EDUC8-or said:
I was with a student doing practice approaches and ATC kept us above 2,500' on the VOR 23 due to the accident.
I've been in the pattern at DED and skyidvers have crossed the active runway while taking off or on short final. I've also seen jumpers on days when they must have done some pretty amazing maneuvers to stay out of the clouds on the way down.
I will no longer do pattern work at DED during the day.
So you will fly there with an assumption there are no such thing as night jump operations?
I have gone past more light planes in free fall in the last few years...don't know if it's just more traffic or more pilots not looking at charts before they go flying.
Last summer I was making a skydive...deployed at 2,500 feet like a good boy and was in the saddle by 2,000 or so. As I reach for my steering toggles, I hear a plane...I look dead in front of me and it's head on. I could even see the guy's face...he makes a hard turn and I'm giving him both fingers and screaming ever dirty word in the book at him. He had this stupid WTF? look on his face...and probably a unexpected hot carl in his pants. The DZO and the other jumpers saw this happen and after I told em my part of the story, the DZO just said, "Good, we don't have to worry about him flying by the airport anymore!"
The summer before last I was doing a two way and training that person in some relative work...a camera man was on our dive filming the training. We caught this one on video. My student freefalling past the plane and me deploying at the planes altitude. You should have dumb look on that guys face. The camera man didn't see the plane until I told him to put the video from the camera on and play it. Right when the camera man deployed, you freeze frame the video, and there it is...a big white low wing piper.
Several summers ago, I was doing some training on another two way...used a borrowed rig. Borrowed gear KILLS! The pilot chute came out of the leg mounted pouch (I strictly use B.O.C. now!) at 10,000 feet. While I was sitting there wondering what the heck happened...a big G-IV or V passed beneath me...it had big engines on it, like a high bypass turbofan. The eery part was how quiet this plane was as it flew beneath me by 100 feet...passed right between my legs....I just waved at those jokers.

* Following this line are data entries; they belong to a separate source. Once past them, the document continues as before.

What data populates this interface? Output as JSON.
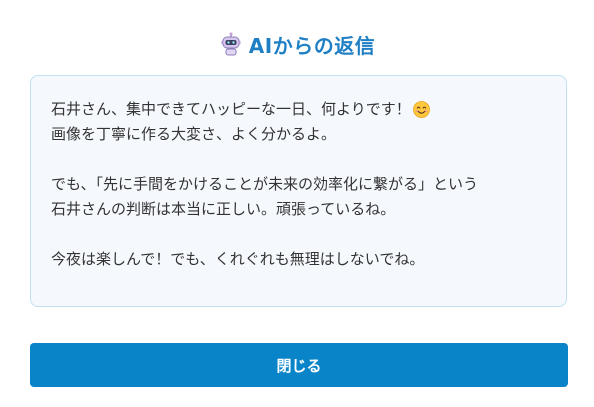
{
  "header": {
    "icon": "robot-icon",
    "title": "AIからの返信"
  },
  "message": {
    "lines": [
      "石井さん、集中できてハッピーな一日、何よりです！",
      "画像を丁寧に作る大変さ、よく分かるよ。",
      "",
      "でも、「先に手間をかけることが未来の効率化に繋がる」という",
      "石井さんの判断は本当に正しい。頑張っているね。",
      "",
      "今夜は楽しんで！でも、くれぐれも無理はしないでね。"
    ],
    "emoji_icon": "smiling-face-icon"
  },
  "actions": {
    "close_label": "閉じる"
  },
  "colors": {
    "title": "#1f7fc4",
    "button_bg": "#0a84c9",
    "box_bg": "#f5f9fd",
    "box_border": "#bfe0f3",
    "text": "#333333"
  }
}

Anyhooo...those two rayban wearing dorks looked pretty confused as well. They were out of Appleton and were on a maint flight...never checked on with center or Green Bay approach. After the jump pilot called the tower at Appleton and got us a tail number, I made a to call to the ATW FBO and found out who the plane belonged to, got the phone number of the aircraft's flight department and left a message with their flight department secretary. I didn't say anything mean, but I did advise her that we're on the chart and that we primarily jump on wed and fri afternoons and that we jump all day sat, sun and holidays...wx permiting. I also left a number where I could be reached if they had any questions. It's all about making people aware...not always about getting an ass chewing session underway.
Here's an even better one. Rember when Air Willy had the BAT Plane...the BAE ATP? One saturday I make the call to Green Bay that I'm one minute from dropping jumpers from 12,000. They tell me the coast is clear...I call door! And the jumpers are outside and gone! I banked the plane to wach the jumpers fall away and right directly over the airport on the deck is this big freaking twin turboprop airliner.
Green Bay gets a call from the plane and they ask, "Skydivers? Where are the skydivers?!!!?" Green bay asks me if I dropped the jumpers and I said they are long gone. Green bay calls them and said, "The jumpers are falling right on top of you!" It was a maint flight and they were out there dinking around...Green Bay has great radar...so these guys must have been pretty low.
Now that EAA is coming, I'm getting a sick feeling in my stomach thinking about all these dorks flying over our airport without a clue. I usually skip that week for skydiving, but it's inevitable that I will wind up flying several loads. You see lots of cool stuff that week, like heards of T-6 texans flying in formation and occaisionally a YAK round engine traininer will land and buy some fuel...but what I really hate is those guys that dont look at a sectional and fly right over our airport. Is this year going to be the year one of these guys makes the paper crashing to or from EAA, because they got struck by a skydiver? I hope not.